+ 3
Counting similar elements
How to count some repeating (duplicate) elements in a list?
5 Respuestas
+ 5
There's probably a million ways to do this, but I would do something like this:
from random import randint
# create a list with repeated elements
l = [randint(1, 10) for i in range(20)]
# sample output: [9, 10, 5, 9, 10, 10, 1, 2, 9, 3, 5, 9, 9, 9, 6, 5, 4, 5, 7, 10]

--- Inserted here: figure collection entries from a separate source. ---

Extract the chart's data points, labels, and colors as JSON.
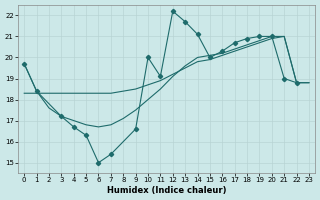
{
  "xlabel": "Humidex (Indice chaleur)",
  "xlim": [
    -0.5,
    23.5
  ],
  "ylim": [
    14.5,
    22.5
  ],
  "xticks": [
    0,
    1,
    2,
    3,
    4,
    5,
    6,
    7,
    8,
    9,
    10,
    11,
    12,
    13,
    14,
    15,
    16,
    17,
    18,
    19,
    20,
    21,
    22,
    23
  ],
  "yticks": [
    15,
    16,
    17,
    18,
    19,
    20,
    21,
    22
  ],
  "background_color": "#cce8e8",
  "grid_color": "#b8d4d4",
  "line_color": "#1e6b6b",
  "zigzag_x": [
    0,
    1,
    3,
    4,
    5,
    6,
    7,
    9,
    10,
    11,
    12,
    13,
    14,
    15,
    16,
    17,
    18,
    19,
    20,
    21,
    22
  ],
  "zigzag_y": [
    19.7,
    18.4,
    17.2,
    16.7,
    16.3,
    15.0,
    15.4,
    16.6,
    20.0,
    19.1,
    22.2,
    21.7,
    21.1,
    20.0,
    20.3,
    20.7,
    20.9,
    21.0,
    21.0,
    19.0,
    18.8
  ],
  "smooth1_x": [
    0,
    1,
    2,
    3,
    4,
    5,
    6,
    7,
    8,
    9,
    10,
    11,
    12,
    13,
    14,
    15,
    16,
    17,
    18,
    19,
    20,
    21,
    22,
    23
  ],
  "smooth1_y": [
    18.3,
    18.3,
    18.3,
    18.3,
    18.3,
    18.3,
    18.3,
    18.3,
    18.4,
    18.5,
    18.7,
    18.9,
    19.2,
    19.5,
    19.8,
    19.9,
    20.1,
    20.3,
    20.5,
    20.7,
    20.9,
    21.0,
    18.8,
    18.8
  ],
  "smooth2_x": [
    0,
    1,
    2,
    3,
    4,
    5,
    6,
    7,
    8,
    9,
    10,
    11,
    12,
    13,
    14,
    15,
    16,
    17,
    18,
    19,
    20,
    21,
    22,
    23
  ],
  "smooth2_y": [
    19.7,
    18.4,
    17.6,
    17.2,
    17.0,
    16.8,
    16.7,
    16.8,
    17.1,
    17.5,
    18.0,
    18.5,
    19.1,
    19.6,
    20.0,
    20.1,
    20.2,
    20.4,
    20.6,
    20.8,
    21.0,
    21.0,
    18.8,
    18.8
  ]
}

# create a set with the unique elements in the list
s = set(l)
# sample output: {1, 2, 3, 4, 5, 6, 7, 9, 10}
# create a dictionary with the single elements and their count
c = {item: l.count(item) for item in s}
print(c)
# sample output: {1: 1, 2: 1, 3: 1, 4: 1, 5: 4, 6: 1, 7: 1, 9: 6, 10: 4}
If you only want repeated elements:
c = {item: l.count(item) for item in s if l.count(item) > 1}
print(c)
# sample output: {5: 4, 9: 6, 10: 4}
If you want to use a predefined module, you can use collections.Counter:
from collections import Counter
from random import randint
l = [randint(1, 10) for i in range(20)]
print(Counter(l))
# sample output: Counter({9: 6, 10: 4, 5: 4, 1: 1, 2: 1, 3: 1, 6: 1, 4: 1, 7: 1})
+ 4
Anna 👍👍
+ 3
Anna thank you.....can we use nested for loop?
count=0
For i in list:
For j in list:
If i==j:
count = count+1
Why this code not giving right answer?
+ 3
You probably could use a nested for loop, but it's unnecessarily complicated in my opinion because you have to make sure that the items aren't compared to themselves:
l = [1, 2] # list without duplicates
for i in l:
for j in l:
print(i, j)
# result:
1 1 # looks like a duplicate
1 2
2 1
2 2 # looks like a duplicate
This works a bit better, but it's still not correct:
l = [1, 2, 2] # list with one repeated element
for i in range(len(l)):
for j in range(len(l)):
if i == j:
continue # make sure that items are not compared to themselves
if l[i] == l[j]:
print('found duplicate:', l[i])
# output:
found duplicate: 2
found duplicate: 2 # still wrong: duplicate found, but counted twice
+ 2
your_list.count('that element')